“Big data” isn’t just a buzzword, and it doesn’t just mean “big piles o’ bits”. It’s jargon, but it has a particular meaning:
Big data is data that exceeds the processing capacity of conventional database systems. The data is too big, moves too fast, or doesn’t fit the strictures of your database architectures. To gain value from this data, you must choose an alternative way to process it.
Alternately, “big data” refers to data of such volume that storage, management, processing, and analysis present engineering challenges beyond traditional IT solutions. If it fits in, say, a traditional RDBMS setup like MySQL or Oracle, then it may be a lot of data, but it’s not “big data”.
This new tech has lots of useful applications in social policy, business intelligence, science, and IT, among others. In the SIEM world, we’ve got to start looking at applying some of this tech where it makes sense, for at least a few specific reasons:
- Traditional SQL databases don’t fit the data model. We don’t necessarily care in most SIEM implementations about meeting the ACID standard. Shoehorning our needs into what exists holds us back.
- Big data tech (specifically, NoSQL database design) allows us to focus on the area of CAP that really matters to us: Partition Tolerance. Of the remaining two, we can usually settle for Availability and eventual Consistency.
- IT organizations consistently experience significant budget pressure as organizations focus on reducing expenses. This applies even more to security, where we provide loss avoidance rather than growing top line revenues. We need architecture that allows us to use cheaper, commodity hardware while still enabling us to maintain appropriate performance.
We haven’t reached the point yet where we need to focus too strongly on particular aspects of “big data”. Do you need Hadoop? What analysis tasks fit map-reduce algorithms? Should you try to leverage Amazon EC2 or another cloud provider? As Jon Oltsik writes:
While “big data” will intersect with security intelligence, the actual “big data” technology aspects are irrelevant. CISOs need the analytics capabilities but really don’t care what’s under the hood. Let’s focus on data analysis and situational awareness and avoid a debate about OLAP, Massively-Parallel Processing (MPP), and Hadoop.

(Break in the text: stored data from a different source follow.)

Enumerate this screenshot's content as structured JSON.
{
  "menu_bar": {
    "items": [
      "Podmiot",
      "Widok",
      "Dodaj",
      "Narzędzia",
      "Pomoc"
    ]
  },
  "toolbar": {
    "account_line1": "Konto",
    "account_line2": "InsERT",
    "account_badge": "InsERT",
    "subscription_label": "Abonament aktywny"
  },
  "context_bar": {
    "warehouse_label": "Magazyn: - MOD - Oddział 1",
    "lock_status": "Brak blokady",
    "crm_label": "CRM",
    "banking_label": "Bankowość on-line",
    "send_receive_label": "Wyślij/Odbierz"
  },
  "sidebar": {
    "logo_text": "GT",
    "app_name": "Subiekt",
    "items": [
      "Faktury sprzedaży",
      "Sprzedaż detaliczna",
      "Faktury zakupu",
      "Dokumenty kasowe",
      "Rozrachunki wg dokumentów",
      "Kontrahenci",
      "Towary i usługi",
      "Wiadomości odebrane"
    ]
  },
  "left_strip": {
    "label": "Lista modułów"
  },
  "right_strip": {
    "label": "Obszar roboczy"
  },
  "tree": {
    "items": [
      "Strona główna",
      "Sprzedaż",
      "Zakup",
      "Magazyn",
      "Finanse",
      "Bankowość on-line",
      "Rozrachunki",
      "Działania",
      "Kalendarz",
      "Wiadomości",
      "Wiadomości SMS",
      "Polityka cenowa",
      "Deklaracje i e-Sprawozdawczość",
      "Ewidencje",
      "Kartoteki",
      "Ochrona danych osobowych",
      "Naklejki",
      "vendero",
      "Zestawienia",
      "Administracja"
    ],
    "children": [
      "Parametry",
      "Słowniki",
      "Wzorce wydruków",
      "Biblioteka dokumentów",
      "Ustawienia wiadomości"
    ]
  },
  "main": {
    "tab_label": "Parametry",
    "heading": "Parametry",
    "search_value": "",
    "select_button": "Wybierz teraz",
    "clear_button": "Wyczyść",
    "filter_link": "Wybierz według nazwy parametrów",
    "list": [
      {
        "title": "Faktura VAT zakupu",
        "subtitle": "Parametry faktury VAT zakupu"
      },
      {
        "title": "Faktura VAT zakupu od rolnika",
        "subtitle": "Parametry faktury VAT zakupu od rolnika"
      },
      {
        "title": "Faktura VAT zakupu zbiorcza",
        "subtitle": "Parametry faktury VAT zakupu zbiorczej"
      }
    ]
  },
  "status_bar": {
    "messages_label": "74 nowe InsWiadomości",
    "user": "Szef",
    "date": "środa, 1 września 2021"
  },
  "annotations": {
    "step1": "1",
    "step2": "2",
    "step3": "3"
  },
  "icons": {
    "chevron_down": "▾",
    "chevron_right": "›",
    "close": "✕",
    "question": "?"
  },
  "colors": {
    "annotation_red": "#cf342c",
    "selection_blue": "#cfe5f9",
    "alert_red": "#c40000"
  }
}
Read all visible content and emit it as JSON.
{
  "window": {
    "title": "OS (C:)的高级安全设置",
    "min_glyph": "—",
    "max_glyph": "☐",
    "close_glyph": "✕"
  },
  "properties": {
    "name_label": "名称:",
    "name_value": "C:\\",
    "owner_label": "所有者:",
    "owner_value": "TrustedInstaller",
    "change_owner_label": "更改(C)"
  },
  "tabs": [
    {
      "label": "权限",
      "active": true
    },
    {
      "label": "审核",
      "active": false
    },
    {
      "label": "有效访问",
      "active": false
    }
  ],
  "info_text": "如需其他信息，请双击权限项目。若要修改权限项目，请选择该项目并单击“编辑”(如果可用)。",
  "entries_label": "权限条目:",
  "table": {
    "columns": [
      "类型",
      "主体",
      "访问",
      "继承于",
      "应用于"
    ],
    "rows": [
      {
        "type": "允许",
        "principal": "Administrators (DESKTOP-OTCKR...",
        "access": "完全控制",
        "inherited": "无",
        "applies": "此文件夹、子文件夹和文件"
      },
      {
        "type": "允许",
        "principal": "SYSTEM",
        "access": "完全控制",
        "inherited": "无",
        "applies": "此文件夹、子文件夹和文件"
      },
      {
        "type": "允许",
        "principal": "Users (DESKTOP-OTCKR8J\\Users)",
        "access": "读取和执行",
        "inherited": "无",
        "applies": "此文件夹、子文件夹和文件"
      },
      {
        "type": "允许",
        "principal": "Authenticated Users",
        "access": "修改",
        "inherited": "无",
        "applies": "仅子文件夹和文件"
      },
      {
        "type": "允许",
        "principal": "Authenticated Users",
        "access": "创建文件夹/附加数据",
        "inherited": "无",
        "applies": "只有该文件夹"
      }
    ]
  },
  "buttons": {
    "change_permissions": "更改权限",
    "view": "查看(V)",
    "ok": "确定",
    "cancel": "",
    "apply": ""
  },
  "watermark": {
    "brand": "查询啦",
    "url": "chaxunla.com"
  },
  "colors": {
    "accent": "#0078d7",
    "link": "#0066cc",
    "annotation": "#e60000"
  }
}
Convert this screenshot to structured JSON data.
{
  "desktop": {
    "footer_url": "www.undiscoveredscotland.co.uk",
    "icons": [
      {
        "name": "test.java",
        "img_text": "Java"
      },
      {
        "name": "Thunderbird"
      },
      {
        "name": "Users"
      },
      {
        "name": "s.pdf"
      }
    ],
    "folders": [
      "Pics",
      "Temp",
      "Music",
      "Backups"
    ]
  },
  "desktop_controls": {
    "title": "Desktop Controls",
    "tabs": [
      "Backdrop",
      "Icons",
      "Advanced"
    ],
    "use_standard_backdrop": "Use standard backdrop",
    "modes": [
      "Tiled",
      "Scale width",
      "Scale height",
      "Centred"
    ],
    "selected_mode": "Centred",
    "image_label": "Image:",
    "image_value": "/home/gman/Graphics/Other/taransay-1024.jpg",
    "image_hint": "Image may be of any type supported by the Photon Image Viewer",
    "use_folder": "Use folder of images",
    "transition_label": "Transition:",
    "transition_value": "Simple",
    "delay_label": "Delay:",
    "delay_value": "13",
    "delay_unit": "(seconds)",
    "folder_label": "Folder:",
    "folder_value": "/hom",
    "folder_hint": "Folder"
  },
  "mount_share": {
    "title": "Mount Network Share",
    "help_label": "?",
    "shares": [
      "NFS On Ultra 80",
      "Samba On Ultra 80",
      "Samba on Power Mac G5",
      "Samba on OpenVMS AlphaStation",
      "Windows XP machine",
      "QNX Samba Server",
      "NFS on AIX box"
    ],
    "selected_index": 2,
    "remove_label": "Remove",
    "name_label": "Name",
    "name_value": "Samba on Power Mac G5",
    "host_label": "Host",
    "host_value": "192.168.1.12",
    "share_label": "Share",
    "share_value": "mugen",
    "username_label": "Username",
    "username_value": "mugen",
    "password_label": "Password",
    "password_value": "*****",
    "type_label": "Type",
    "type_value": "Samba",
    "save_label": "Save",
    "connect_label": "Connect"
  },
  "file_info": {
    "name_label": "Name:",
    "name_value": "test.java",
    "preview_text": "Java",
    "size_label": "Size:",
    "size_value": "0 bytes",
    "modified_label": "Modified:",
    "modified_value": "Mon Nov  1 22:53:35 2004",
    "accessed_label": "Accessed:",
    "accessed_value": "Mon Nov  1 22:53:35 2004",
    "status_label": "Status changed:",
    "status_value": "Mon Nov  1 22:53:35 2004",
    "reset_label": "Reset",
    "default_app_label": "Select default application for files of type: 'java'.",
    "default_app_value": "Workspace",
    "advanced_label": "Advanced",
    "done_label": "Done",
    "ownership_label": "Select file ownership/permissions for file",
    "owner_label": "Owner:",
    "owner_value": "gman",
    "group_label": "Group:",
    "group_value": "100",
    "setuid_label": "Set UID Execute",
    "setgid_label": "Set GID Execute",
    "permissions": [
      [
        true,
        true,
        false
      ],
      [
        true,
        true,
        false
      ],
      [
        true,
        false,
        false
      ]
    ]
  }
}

Those things will matter when building an implementation (e.g. to a vendor). SIEM users, though, should generally focus on what capabilities they actually want, such as data sources and analysis methods.
Oltsik’s piece makes another cogent point about security intelligence:
Security intelligence demands more data. Early SIEMs collected event and log data then steadily added other data sources like NetFlow, packet capture, Database Activity Monitoring (DAM), Identity and Access Management (IAM), etc. Large enterprises now regularly collect gigabytes or even terabytes of data for security intelligence, investigations, and forensics. Many existing tools can’t meet these scalability needs.
Users will see this as the real driving force: to do the job effectively, the SIEM has to do more than just bring in firewall, IDS, and operating system logs. And it needs to support better exploratory data analysis, rather than just reporting and notifications.
I don’t know of many vendors that currently have products built on this approach, though I don’t doubt we’ll see a lot of them hurriedly slapping the label on their material even when it doesn’t fit: witness the APT debacle.